No Stinkin’ Electric Starters Here

My arm was sore, but over and over I pulled the rope. The Evinrude sputtered and  coughed. After a few minutes, it kicked into idle and spewed out blue clouds of exhaust near the water. The old boat motor had an ornery sound, like the voice of someone when their car doesn’t start in winter.

Finally, I rested and caught my breath while the engine warmed. Slowly cutting back on the motor’s choke, hoping it wouldn’t stall, I reached down next to the motor and near the water to pull a small lever forward.

Slowly, the old engine spun the propeller, and I loped away, motoring around the 3.2 miles of shoreline on Big Casey Lake. In old boats like this, one has to turn the rubber handle clockwise with the left hand on the steering lever to get the boat going forward. It’s an odd motion but it puts me near the lily pads on Casey Lake’s south shore, not far from the Bald Eagles’ nesting in a tall jack pine. I cut the engine for a moment and hear the eaglets screeching for food.

This old motor is mounted on a beat-up board in the back of a metal boat. It’s not convenient or pretty, but I take it out to engage with the concrete and physical, to balance my academic life of teaching, grading, writing and going to meetings with something concrete, smelly, hard.

That’s why a manual-start motor is the perfect remedy. It works by the work of arm and hand, shoulder, elbow and wrist. Starting that blue beast of a motor and putting on the lake takes me back to a time when life had more physical work and less mental clutter.

I go to the Old Style Place – a family cabin in the north woods – for less mind clutter.  In the cabin’s main room, there are three chairs, one kitchen table, one small metal stand for a toaster, one wooden seating bench, a few magazines and a radio — radio with a cassette player —  and a small box near the wood stove filled with kindling.

Appliances include the small Dixie stove, a Gibson refrigerator from 1952, and a sink with no running water. The Dixie is also old, circa 1950. There are two small bedrooms and one deck.

One sofa is on the deck along with a small wooden table and two chairs. These elements scream of self-sufficiency, and I hear the remnants of hard work that carved out a middle-class existence in parental talk: “Why should we buy a new chair or table if the old one works just fine?”

dixie stove

Dixon Stove

gibson refrig 1950

Gibson Refrigerator

Their answer in a question was born of a classical conservatism that truly was fiscally conservative in deed not just talk. It didn’t matter if the furniture was as hard as the rocks on the beach, it didn’t matter if the beds were uncomfortable, it didn’t matter that a bath meant a dip in the cold lake.
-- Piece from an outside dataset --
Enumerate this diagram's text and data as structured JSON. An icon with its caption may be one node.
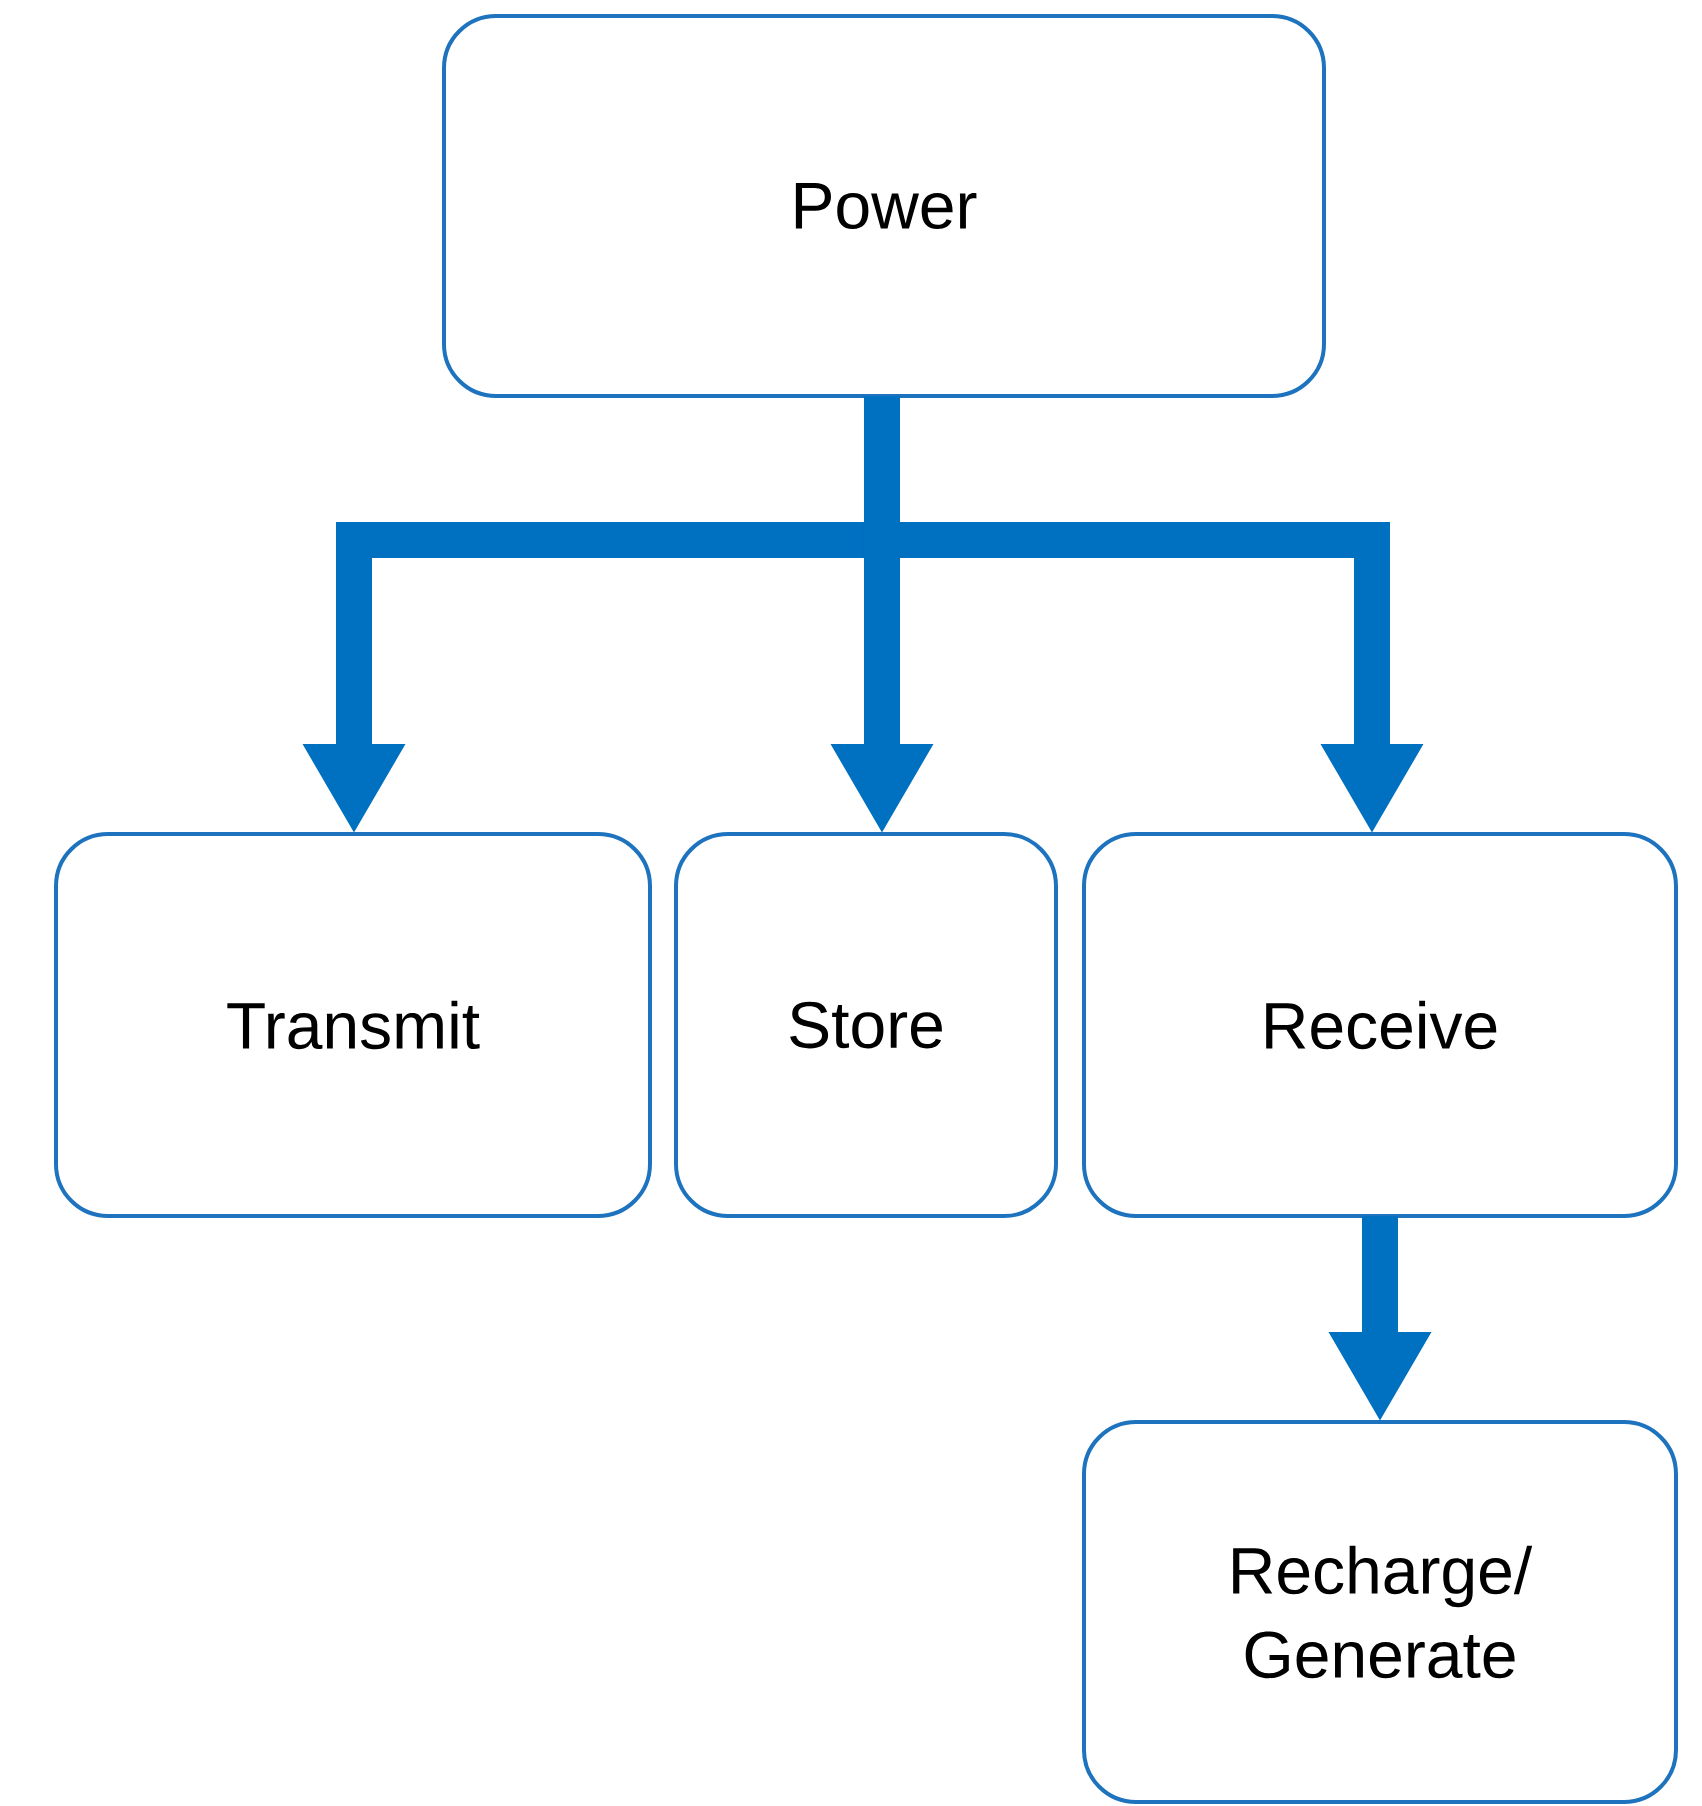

For a shower, forget it; running water at the cabin forget it.

“We’re lucky to have the cabin,” they said, and when I was younger I guessed it was true. But now sleep calls me. I know the beds are worn out; either too soft or too hard, and I think Goldilocks would have rejected all of them.

Before turning out the lights, I glance at a small, funny, poorly cushioned green parlor chair in the cabin’s boxy main room. The chair, parked in a corner under the Old Style Place.

We called it “the tick chair,” because nearly every time someone sat there they immediately felt a wood tick crawling on their leg, arm or neck. We always watched that chair, and if a visiting city-girl sat in it, we’d eagerly await her screams.